This whole AI thing has me spinning out. I know I’m not the only one, and I don’t really have anything to add to the debate over pros and cons. I am trying desperately to make my peace with it, because it’s happening whether I consent or not and regardless of my opinion. (Like aging, but that’s a different conversation.) 

I acknowledge that generative AI can be an incredible tool, and suspect that in my professional life I’m going to have to learn to use it. (I was hoping to retire before something like this happened, but alas, no.) And okay, if I never had to write another org announcement, I would not really mourn. The grief strikes when I let myself think about the downstream consequences that my imagination very quickly finds. I fear that we are blithely creating a way to completely obviate independent thought—and it’s in short supply already.

This was rolling around in my head during a symphony concert last weekend. The music was perfect and I was moved to tears more than once, and (as usual) this led me to think about the miracle of music. I marvel that a composer can hear the intricacies of a symphony with the inner ear and somehow get it into shareable form. Then groups of people come together, each playing one part of it in a unique, individual way. What moves me is the idea of all these different people deriving such purpose and joy from being part of creating the magnificent, ephemeral whole. We have to understand the context for the second bassoon’s part (for instance) to reveal its beauty. Generative AI is like an inversion of this process. It takes all the parts—all the efforts of individual human minds—out of context and passionlessly mixes and remixes the components until something coherent emerges. It’s the difference between being in a garden and arranging cut flowers.

It feels like we’re in danger of being overcome by our own technology. We (meaning humanity) keep doing this. We never seem to think through all the ways a new technology will change our human experience before opening the floodgates. Writing pushed aside the oral tradition, and suddenly the audience was fragmented. Cars took over from horses, and our understanding of distance was changed forever. Recordings changed our relationship with music from community participation to expert performance. Email obviated letters, and now we don’t teach cursive writing. We don’t really even need to know much of anything, because all the information in the world is just a search term away. In certain grieving moods, I can get hung up on the things that have been deprecated—in part because a lot of those things are old forms that I personally find meaningful.

And now we’ve really done it. Now we’ve come up with a technology that means we don’t even have to put our own thoughts together to draw conclusions. How can that possibly be good for us? What does it mean to be human if we don’t use any of the abilities we’ve been given?
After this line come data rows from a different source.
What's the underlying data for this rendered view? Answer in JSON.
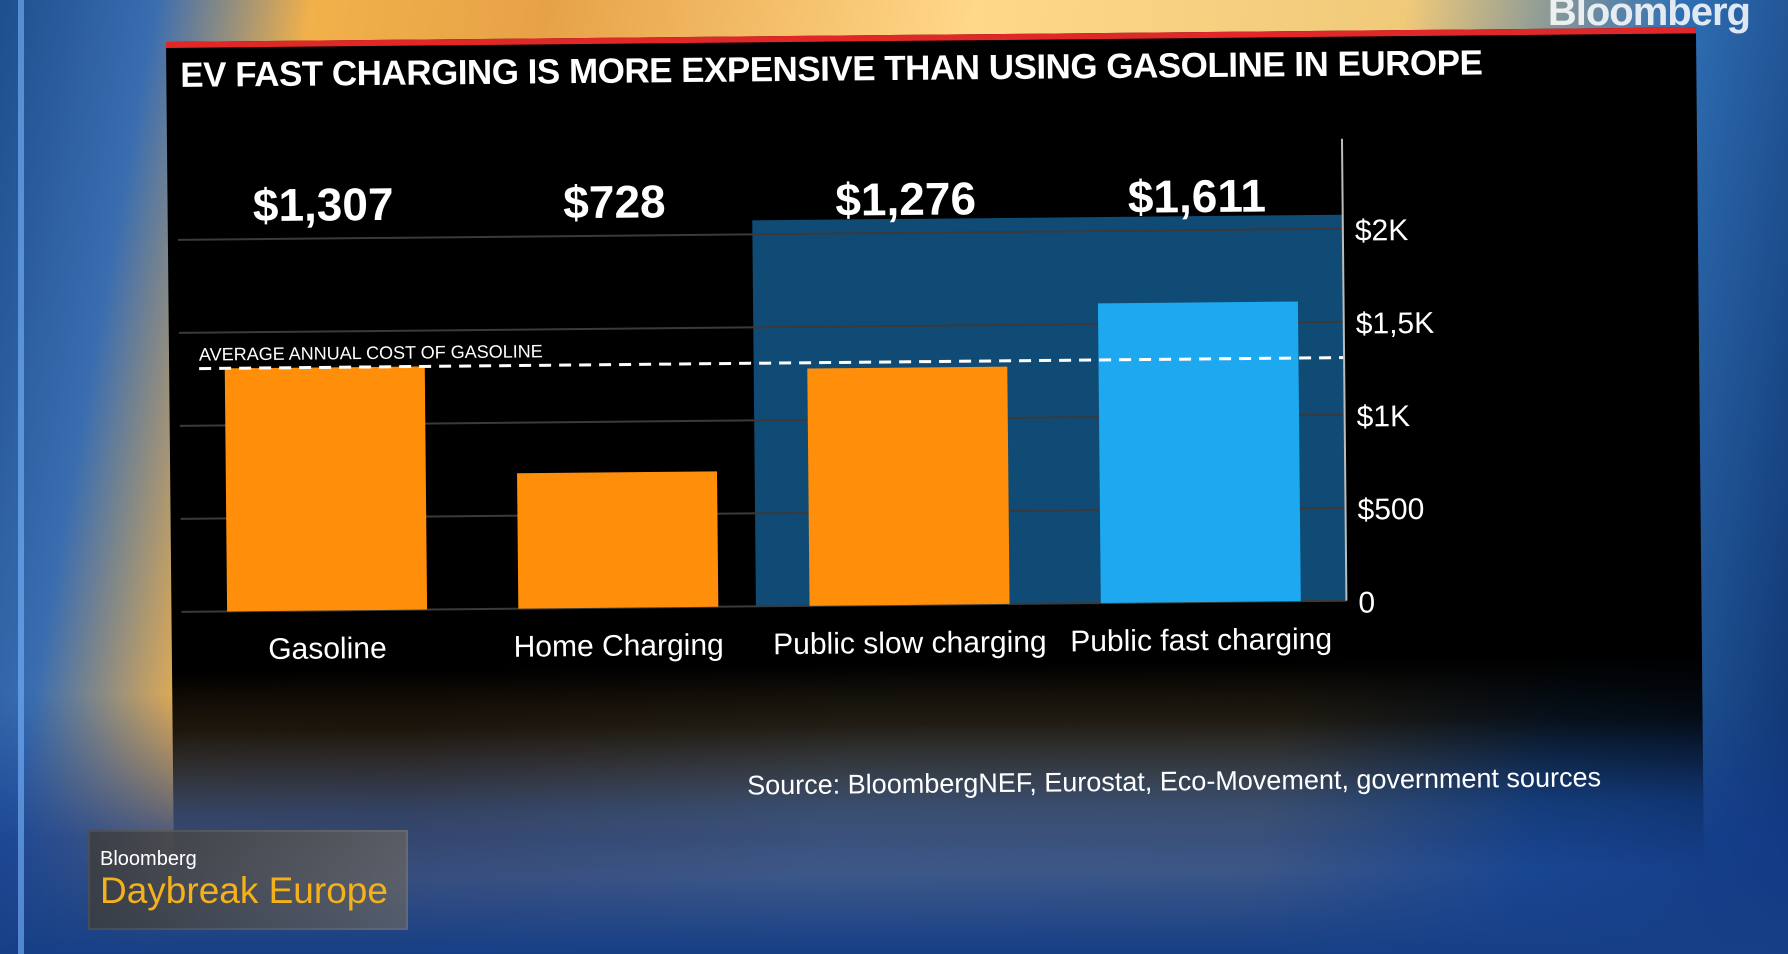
{
  "brand": "Bloomberg",
  "title": "EV FAST CHARGING IS MORE EXPENSIVE THAN USING GASOLINE IN EUROPE",
  "source": "Source: BloombergNEF, Eurostat, Eco-Movement, government sources",
  "show": {
    "network": "Bloomberg",
    "name": "Daybreak Europe"
  },
  "colors": {
    "orange": "#ff8f0a",
    "blue": "#1ea8f0",
    "highlight_bg": "#0f4b74",
    "background": "#000000",
    "title_bar_accent": "#e02828"
  },
  "chart_data": {
    "type": "bar",
    "categories": [
      "Gasoline",
      "Home Charging",
      "Public slow charging",
      "Public fast charging"
    ],
    "values": [
      1307,
      728,
      1276,
      1611
    ],
    "value_labels": [
      "$1,307",
      "$728",
      "$1,276",
      "$1,611"
    ],
    "bar_colors": [
      "#ff8f0a",
      "#ff8f0a",
      "#ff8f0a",
      "#1ea8f0"
    ],
    "highlighted_region": [
      "Public slow charging",
      "Public fast charging"
    ],
    "yticks": [
      {
        "value": 0,
        "label": "0"
      },
      {
        "value": 500,
        "label": "$500"
      },
      {
        "value": 1000,
        "label": "$1K"
      },
      {
        "value": 1500,
        "label": "$1,5K"
      },
      {
        "value": 2000,
        "label": "$2K"
      }
    ],
    "ylim": [
      0,
      2000
    ],
    "y_axis_position": "right",
    "grid": true,
    "reference_line": {
      "value": 1307,
      "label": "AVERAGE ANNUAL COST OF GASOLINE",
      "style": "dashed"
    }
  }
}
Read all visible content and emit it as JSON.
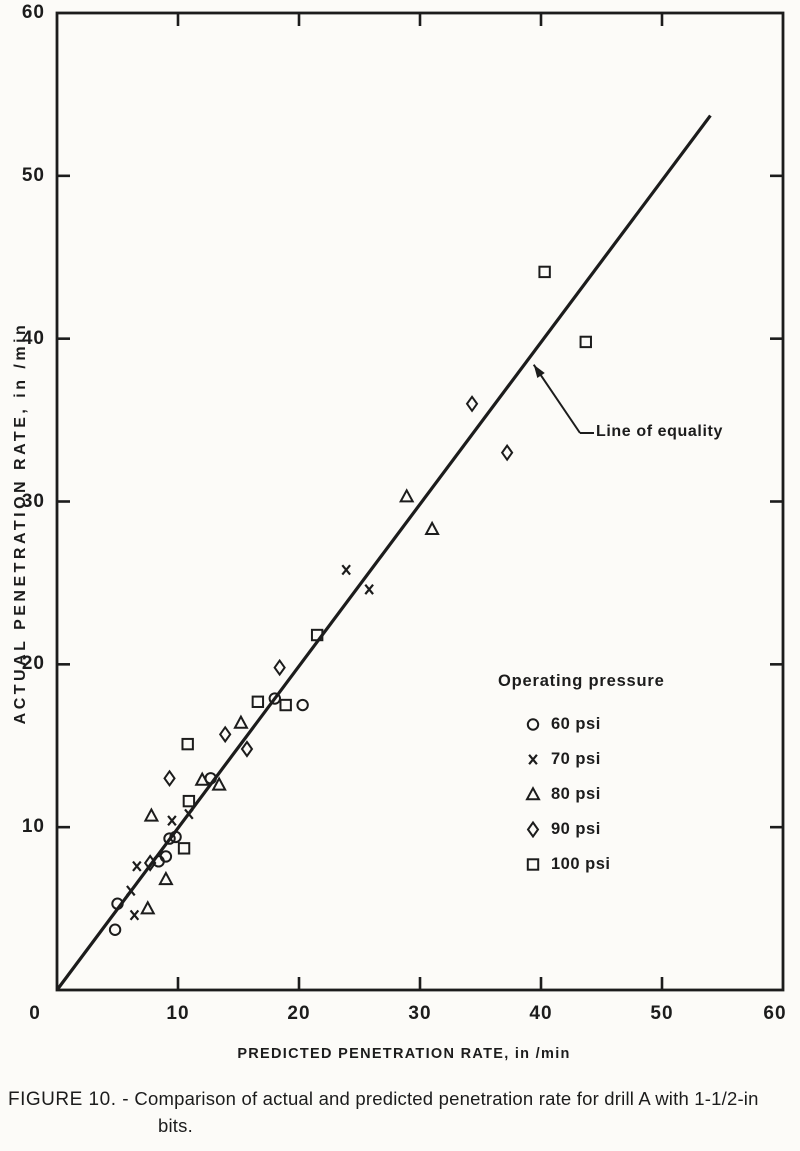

I’ve been thinking about all this and trying to find some way to turn down my angst. Oddly, it was the sight of people working out that helped me find some hope at the bottom of Pandora’s box. Some of them were really straining to do things that have no extrinsic purpose. On the treadmill, there’s no destination. But people do this anyway. Even though we have created thousands of ways to avoid physical exertion, people choose to use their bodies’ power. We know that exercise is important for health and happiness. 

Mental activity is equally vital for our well-being. So it occurred to me that even if AI gives us a way to avoid the hard work of thinking and creating, it doesn’t mean we will all stop. We all do a lot of things “the hard way” that could be done some other way. It may just mean that in a few years, thinking will just be one more eccentric hobby. That paragraph at the end of an org announcement (written by AI) can say: In her free time, she enjoys spending time outside, writing fiction, learning languages for no reason, and thinking. Or maybe it’ll be a health fad: talk to your (AI) doctor to see if thinking is right for you. Either way, I believe that there will always be individuals who want to do their own thinking. I hope I’m always one of them.